1

I am working on a Java program that launches a child process, receives data through stdout and performs some calculation and this process repeats. I run this program on a supercomputer that uses a Torque-related PBS with some special scheduling feature that suspends jobs periodically in such as way as to maximise system utilisation.

One problem I had during execution was an instance where my child process mysteriously hung (cause currently unknown), causing Java to wait for a response that was never going to arrive. What I would like to do is monitor this process and enforce an execution time cutoff, ie., if the process runs for an unusual amount of time, die and and throw some kind of error letting me know that this happened.

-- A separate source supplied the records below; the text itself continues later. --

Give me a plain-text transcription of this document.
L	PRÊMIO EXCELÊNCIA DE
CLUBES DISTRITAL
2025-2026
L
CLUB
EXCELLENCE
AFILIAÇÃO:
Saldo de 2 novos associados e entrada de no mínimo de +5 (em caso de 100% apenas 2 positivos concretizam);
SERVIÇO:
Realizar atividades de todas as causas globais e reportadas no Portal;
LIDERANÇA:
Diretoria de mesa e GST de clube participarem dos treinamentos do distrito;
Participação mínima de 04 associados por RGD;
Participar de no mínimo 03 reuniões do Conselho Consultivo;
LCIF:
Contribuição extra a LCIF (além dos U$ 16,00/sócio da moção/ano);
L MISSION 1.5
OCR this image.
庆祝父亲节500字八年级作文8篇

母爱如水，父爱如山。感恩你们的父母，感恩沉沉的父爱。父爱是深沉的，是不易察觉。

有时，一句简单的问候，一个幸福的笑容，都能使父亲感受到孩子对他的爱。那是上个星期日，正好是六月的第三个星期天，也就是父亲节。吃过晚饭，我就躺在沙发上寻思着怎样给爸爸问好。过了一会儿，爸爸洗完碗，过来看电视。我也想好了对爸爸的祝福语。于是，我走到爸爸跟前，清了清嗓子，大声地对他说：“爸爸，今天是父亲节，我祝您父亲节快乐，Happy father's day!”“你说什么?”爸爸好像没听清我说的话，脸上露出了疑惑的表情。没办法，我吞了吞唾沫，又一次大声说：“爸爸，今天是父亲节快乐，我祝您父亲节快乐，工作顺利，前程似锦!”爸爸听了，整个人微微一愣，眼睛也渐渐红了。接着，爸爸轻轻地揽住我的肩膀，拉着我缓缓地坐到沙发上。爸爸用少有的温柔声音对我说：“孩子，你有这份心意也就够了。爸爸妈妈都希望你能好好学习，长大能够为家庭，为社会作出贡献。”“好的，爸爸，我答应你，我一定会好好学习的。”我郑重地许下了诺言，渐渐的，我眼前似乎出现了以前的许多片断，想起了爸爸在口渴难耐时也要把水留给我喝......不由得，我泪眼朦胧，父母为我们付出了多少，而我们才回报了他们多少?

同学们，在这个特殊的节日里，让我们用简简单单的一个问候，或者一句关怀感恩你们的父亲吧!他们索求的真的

Normally, I would use an Apache commons exec watchdog to do this. But I am worried that any time this job spends suspended will contribute to this cutoff (assuming it uses the difference between start and finish System.currentTimeMillis()). Would an Apache commons exec watchdog suffer from this? Is there any way to exclude any suspend time in the elapsed time calculation?

jason_r
  • 33
  • 6
  • If Java is spawning a child process, then it would seem that Torque would suspend only the Java process and not the child process. This would mean that the child process runs continuously and you could use normal unix tools to query the child process's CPU time vs. Wall Clock time, no? A random thought, could the Java process be missing the signal of the child's exit because it is suspended by Torque at that time? – Sam Jun 08 '12 at 03:35
  • Sam, thanks for your reply! I suspect the job suspension in this case is a little more sophisticated, although I'm not sure on this. I think the PBS is not a stock standard implementation... In any case, whether or not I am right (and I am very naive when it comes to the ins and outs of torque, _et al._), perhaps I should investigate standard unix methods for CPU vs wall time instead. Thanks for the advice! – jason_r Jun 08 '12 at 04:30
  • Have a look at [this JavaWorld article](http://www.javaworld.com/jw-12-2000/jw-1229-traps.html) to make sure you're allowing for all of the Process execution gotchas that can cause child processes to hang. –  Jun 08 '12 at 04:54
  • Glad to help. I apologize, I neglected to mention that the "ps" command has a user_time time and system_time that can be printed, given a process ID. Might be helpful. Good luck! – Sam Jun 08 '12 at 04:55

0 Answers0